The oil giants also want to do more to promote natural gas, which has become more abundant because of recent developments in the exploitation of shale gas and emits half as much greenhouse gas as coal does. The legislation adopted by the House included benefits for coal producers and coal-fired power plants in an effort to secure the votes of key lawmakers. Many natural gas producers think that more should be done for them.

USCAP said it has added three corporate members in the past seven months, most recently Honeywell in October. AES and Alstom joined last July. "Our mission is unchanged," USCAP spokesman Tad Segal said.

But BP spokesman Ronnie Chappell said, "We think the organization has accomplished what it was intended to do. It has established a broad, principle-based framework for climate-change legislation.

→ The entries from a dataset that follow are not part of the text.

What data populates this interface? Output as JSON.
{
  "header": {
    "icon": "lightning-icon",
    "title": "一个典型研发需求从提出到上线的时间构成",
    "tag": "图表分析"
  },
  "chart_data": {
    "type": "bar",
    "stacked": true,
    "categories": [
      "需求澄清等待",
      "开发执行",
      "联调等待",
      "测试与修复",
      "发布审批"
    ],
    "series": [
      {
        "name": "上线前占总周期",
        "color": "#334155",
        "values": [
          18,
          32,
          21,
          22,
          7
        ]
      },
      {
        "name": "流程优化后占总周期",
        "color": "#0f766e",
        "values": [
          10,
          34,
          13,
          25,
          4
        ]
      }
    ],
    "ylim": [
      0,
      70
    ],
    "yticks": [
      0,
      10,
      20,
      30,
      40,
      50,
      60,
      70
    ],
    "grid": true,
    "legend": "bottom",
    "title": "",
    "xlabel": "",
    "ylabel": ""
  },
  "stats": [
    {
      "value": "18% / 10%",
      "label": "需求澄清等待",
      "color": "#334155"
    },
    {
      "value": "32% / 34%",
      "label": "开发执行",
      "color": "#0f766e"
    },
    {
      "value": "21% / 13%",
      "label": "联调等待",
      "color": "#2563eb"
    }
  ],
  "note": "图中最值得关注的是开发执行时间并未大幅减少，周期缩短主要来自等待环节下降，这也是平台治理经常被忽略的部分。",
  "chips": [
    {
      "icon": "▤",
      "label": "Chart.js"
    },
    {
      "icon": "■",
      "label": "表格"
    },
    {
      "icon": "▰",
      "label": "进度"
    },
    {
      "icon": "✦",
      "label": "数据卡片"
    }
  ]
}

With the completion of that blueprint, that work was done."

"We don't think legislation pending in the House or Senate conforms with the blueprint," he added. "A disproportionate share of the cost burden falls on the transportation sector and consumers. As a result, we're going to miss out on the most cost-effective measures, and misallocation of resources could occur."

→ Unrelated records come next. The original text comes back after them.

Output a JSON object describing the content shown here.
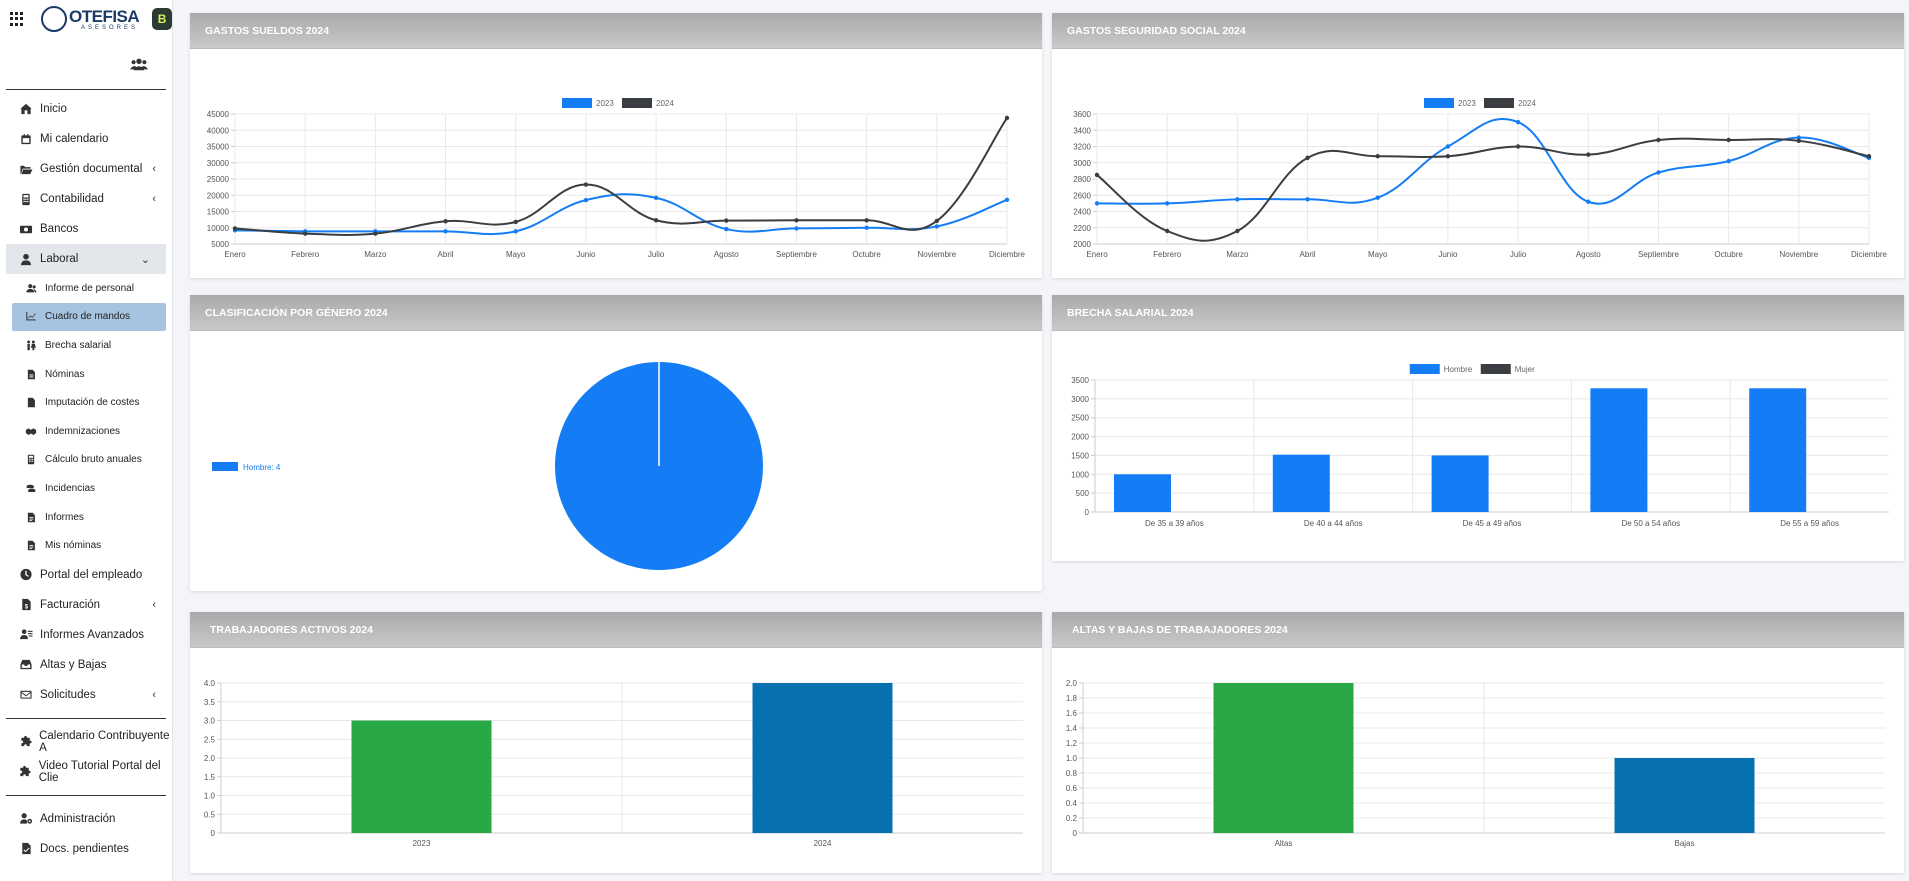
{
  "brand": {
    "logo_main": "OTEFISA",
    "logo_sub": "ASESORES",
    "app_badge": "B"
  },
  "sidebar": {
    "items": [
      {
        "label": "Inicio",
        "icon": "home-icon"
      },
      {
        "label": "Mi calendario",
        "icon": "calendar-icon"
      },
      {
        "label": "Gestión documental",
        "icon": "folder-open-icon",
        "chevron": "‹"
      },
      {
        "label": "Contabilidad",
        "icon": "calculator-icon",
        "chevron": "‹"
      },
      {
        "label": "Bancos",
        "icon": "money-bill-icon"
      },
      {
        "label": "Laboral",
        "icon": "user-tie-icon",
        "chevron": "⌄"
      }
    ],
    "laboral_sub": [
      {
        "label": "Informe de personal",
        "icon": "users-icon"
      },
      {
        "label": "Cuadro de mandos",
        "icon": "chart-line-icon",
        "active": true
      },
      {
        "label": "Brecha salarial",
        "icon": "people-gender-icon"
      },
      {
        "label": "Nóminas",
        "icon": "file-invoice-icon"
      },
      {
        "label": "Imputación de costes",
        "icon": "file-icon"
      },
      {
        "label": "Indemnizaciones",
        "icon": "handshake-icon"
      },
      {
        "label": "Cálculo bruto anuales",
        "icon": "calculator-icon"
      },
      {
        "label": "Incidencias",
        "icon": "coins-icon"
      },
      {
        "label": "Informes",
        "icon": "file-text-icon"
      },
      {
        "label": "Mis nóminas",
        "icon": "file-text-icon"
      }
    ],
    "items_after": [
      {
        "label": "Portal del empleado",
        "icon": "clock-icon"
      },
      {
        "label": "Facturación",
        "icon": "file-invoice-dollar-icon",
        "chevron": "‹"
      },
      {
        "label": "Informes Avanzados",
        "icon": "user-report-icon"
      },
      {
        "label": "Altas y Bajas",
        "icon": "inbox-icon"
      },
      {
        "label": "Solicitudes",
        "icon": "envelope-icon",
        "chevron": "‹"
      }
    ],
    "links": [
      {
        "label": "Calendario Contribuyente A",
        "icon": "puzzle-icon"
      },
      {
        "label": "Video Tutorial Portal del Clie",
        "icon": "puzzle-icon"
      }
    ],
    "bottom": [
      {
        "label": "Administración",
        "icon": "user-cog-icon"
      },
      {
        "label": "Docs. pendientes",
        "icon": "file-check-icon"
      }
    ]
  },
  "panels": {
    "sueldos": {
      "title": "GASTOS SUELDOS 2024"
    },
    "seguridad": {
      "title": "GASTOS SEGURIDAD SOCIAL 2024"
    },
    "genero": {
      "title": "CLASIFICACIÓN POR GÉNERO 2024"
    },
    "brecha": {
      "title": "BRECHA SALARIAL 2024"
    },
    "activos": {
      "title": "TRABAJADORES ACTIVOS 2024"
    },
    "altas": {
      "title": "ALTAS Y BAJAS DE TRABAJADORES 2024"
    }
  },
  "colors": {
    "blue": "#147df5",
    "dark": "#3a3d42",
    "green": "#28a745",
    "teal": "#0771b0",
    "grid": "#e8e8e8",
    "axis_text": "#555555"
  },
  "chart_data": [
    {
      "id": "sueldos",
      "type": "line",
      "title": "GASTOS SUELDOS 2024",
      "categories": [
        "Enero",
        "Febrero",
        "Marzo",
        "Abril",
        "Mayo",
        "Junio",
        "Julio",
        "Agosto",
        "Septiembre",
        "Octubre",
        "Noviembre",
        "Diciembre"
      ],
      "series": [
        {
          "name": "2023",
          "color": "#147df5",
          "values": [
            9200,
            8900,
            8900,
            8900,
            8900,
            18500,
            19200,
            9600,
            9800,
            10000,
            10400,
            18600
          ]
        },
        {
          "name": "2024",
          "color": "#3a3d42",
          "values": [
            9800,
            8200,
            8200,
            12000,
            11800,
            23300,
            12300,
            12200,
            12300,
            12300,
            12100,
            43800
          ]
        }
      ],
      "ylim": [
        5000,
        45000
      ],
      "yticks": [
        5000,
        10000,
        15000,
        20000,
        25000,
        30000,
        35000,
        40000,
        45000
      ],
      "legend": "top"
    },
    {
      "id": "seguridad",
      "type": "line",
      "title": "GASTOS SEGURIDAD SOCIAL 2024",
      "categories": [
        "Enero",
        "Febrero",
        "Marzo",
        "Abril",
        "Mayo",
        "Junio",
        "Julio",
        "Agosto",
        "Septiembre",
        "Octubre",
        "Noviembre",
        "Diciembre"
      ],
      "series": [
        {
          "name": "2023",
          "color": "#147df5",
          "values": [
            2500,
            2500,
            2550,
            2550,
            2570,
            3200,
            3500,
            2520,
            2880,
            3020,
            3310,
            3060
          ]
        },
        {
          "name": "2024",
          "color": "#3a3d42",
          "values": [
            2850,
            2160,
            2160,
            3060,
            3080,
            3080,
            3200,
            3100,
            3280,
            3280,
            3270,
            3080
          ]
        }
      ],
      "ylim": [
        2000,
        3600
      ],
      "yticks": [
        2000,
        2200,
        2400,
        2600,
        2800,
        3000,
        3200,
        3400,
        3600
      ],
      "legend": "top"
    },
    {
      "id": "genero",
      "type": "pie",
      "title": "CLASIFICACIÓN POR GÉNERO 2024",
      "slices": [
        {
          "label": "Hombre",
          "value": 4,
          "color": "#147df5"
        }
      ],
      "legend_text": "Hombre: 4",
      "legend": "left"
    },
    {
      "id": "brecha",
      "type": "bar",
      "title": "BRECHA SALARIAL 2024",
      "categories": [
        "De 35 a 39 años",
        "De 40 a 44 años",
        "De 45 a 49 años",
        "De 50 a 54 años",
        "De 55 a 59 años"
      ],
      "series": [
        {
          "name": "Hombre",
          "color": "#147df5",
          "values": [
            1000,
            1520,
            1500,
            3280,
            3280
          ]
        },
        {
          "name": "Mujer",
          "color": "#3a3d42",
          "values": [
            0,
            0,
            0,
            0,
            0
          ]
        }
      ],
      "ylim": [
        0,
        3500
      ],
      "yticks": [
        0,
        500,
        1000,
        1500,
        2000,
        2500,
        3000,
        3500
      ],
      "legend": "top"
    },
    {
      "id": "activos",
      "type": "bar",
      "title": "TRABAJADORES ACTIVOS 2024",
      "categories": [
        "2023",
        "2024"
      ],
      "values": [
        3,
        4
      ],
      "colors": [
        "#28a745",
        "#0771b0"
      ],
      "ylim": [
        0,
        4
      ],
      "yticks": [
        "0",
        "0.5",
        "1.0",
        "1.5",
        "2.0",
        "2.5",
        "3.0",
        "3.5",
        "4.0"
      ]
    },
    {
      "id": "altas",
      "type": "bar",
      "title": "ALTAS Y BAJAS DE TRABAJADORES 2024",
      "categories": [
        "Altas",
        "Bajas"
      ],
      "values": [
        2,
        1
      ],
      "colors": [
        "#28a745",
        "#0771b0"
      ],
      "ylim": [
        0,
        2
      ],
      "yticks": [
        "0",
        "0.2",
        "0.4",
        "0.6",
        "0.8",
        "1.0",
        "1.2",
        "1.4",
        "1.6",
        "1.8",
        "2.0"
      ]
    }
  ]
}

Chappell said BP was concerned that "poorly designed legislation could result in the closure of refineries, an increase of [refined petroleum] product imports and the loss of U.S. jobs."

Kate Kenny, a Caterpillar spokeswoman, said the company wants to focus on carbon capture and storage projects, such as FutureGen, an Illinois plant that is partly financed by the federal government.

"We have decided to direct our resources toward the commercialization of technologies that will promote and provide sustainable development and reduce carbon emissions," she said in an e-mail.

Corporate membership in USCAP costs about $100,000, according to an oil company official.

Conoco Phillips joined at the urging of one of its directors, William K. Reilly, who was head of the White House Council on Environmental Quality under President George H.W. Bush, according to sources who spoke on the condition of anonymity to protect their relationships with Conoco. They said Mulva had become convinced that human activity was contributing to climate change and that national legislation would be better than myriad state regulations.

But industry lobbyists said the cost to U.S. refineries, which lost money for much of last year, now seems to be too great.

Shell Oil said it is staying in USCAP, despite the exit of fellow oil giants. "Shell has long supported a market-based approach to addressing energy supply and CO2 emissions," the company said in a statement. "We are pleased to continue our association with USCAP."